Scientists at the Buck Institute for Research on Aging and the Georgia Institute of Technology managed to reverse the biological clock in adult stem cells and keep them young and active.
The modern “stem cell hypothesis of aging” suggests that the regenerative power of tissues and organs declines as adult stem cells grow older and get damaged through the natural process of aging.
Understanding the processes that enable human adult stem cells to initiate self-renewal and to divide, proliferate and then differentiate in order to rejuvenate damaged tissue might be the key to regenerative medicine and an eventual cure for many age-related diseases.

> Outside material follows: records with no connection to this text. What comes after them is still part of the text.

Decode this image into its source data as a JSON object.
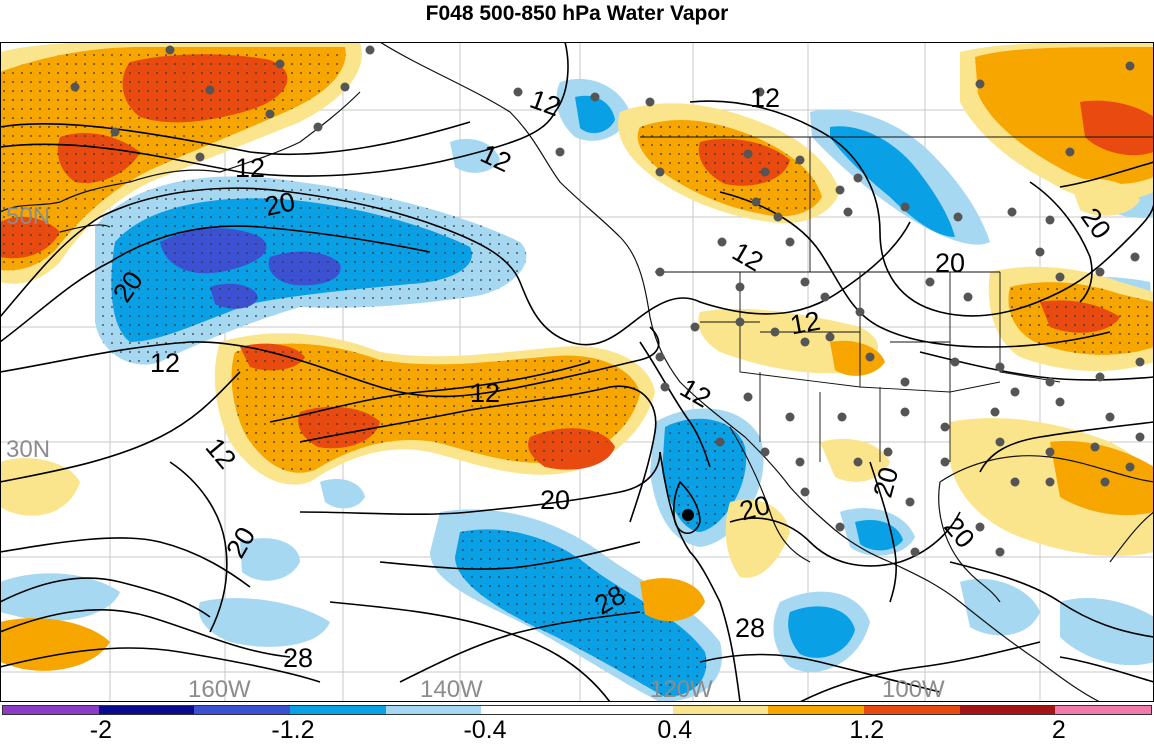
{
  "title": "F048 500-850 hPa Water Vapor",
  "colors": {
    "ocean": "#ffffff",
    "contour": "#000000",
    "station": "#555555",
    "graticule": "#c8c8c8"
  },
  "colorbar": {
    "colors": [
      "#8a3cc8",
      "#0a0a8c",
      "#3c50d2",
      "#0aa0e6",
      "#a6d8f2",
      "#ffffff",
      "#ffffff",
      "#fbe58c",
      "#f7a600",
      "#e84a10",
      "#a51414",
      "#f07aaa"
    ],
    "labels": [
      {
        "text": "-2",
        "pos": 0.086
      },
      {
        "text": "-1.2",
        "pos": 0.253
      },
      {
        "text": "-0.4",
        "pos": 0.42
      },
      {
        "text": "0.4",
        "pos": 0.585
      },
      {
        "text": "1.2",
        "pos": 0.752
      },
      {
        "text": "2",
        "pos": 0.919
      }
    ]
  },
  "longitude_labels": [
    "160W",
    "140W",
    "120W",
    "100W"
  ],
  "latitude_labels": [
    "50N",
    "30N"
  ],
  "contour_labels": [
    "12",
    "12",
    "12",
    "12",
    "12",
    "12",
    "12",
    "12",
    "12",
    "12",
    "20",
    "20",
    "20",
    "20",
    "20",
    "20",
    "20",
    "20",
    "20",
    "28",
    "28",
    "28"
  ]
}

The study showed that during the aging process the end part of DNA molecules called telomeres become shorter while adult stem cells almost remain intact.
Researchers found that most of the damage in self-renewing adult stem cells occurred within small sections of DNA, known as transposable elements or retrotransposons, which were previously thought to be non-functional.
According to the report published in the journal Cell Cycle , scientists managed to reverse the process of human adult stem cell aging in lab by suppressing the accumulation of toxic transcripts from retrotransposons.
“We demonstrated that we were able to reverse the process of aging for human adult stem cells by intervening with the activity of non-protein coding RNAs originated from genomic regions once dismissed as non-functional 'genomic junk',” said lead author Victoria Lunyak.
Researchers say if they can find a way to keep adult stem cells young and active, these cells may be used for repairing damaged tissues affected by aging or chronic diseases.
The discovery may lead to effective and novel treatments for conditions such as heart attack, arthritis, diabetes and osteoporosis and even regenerating bones and healing wounds.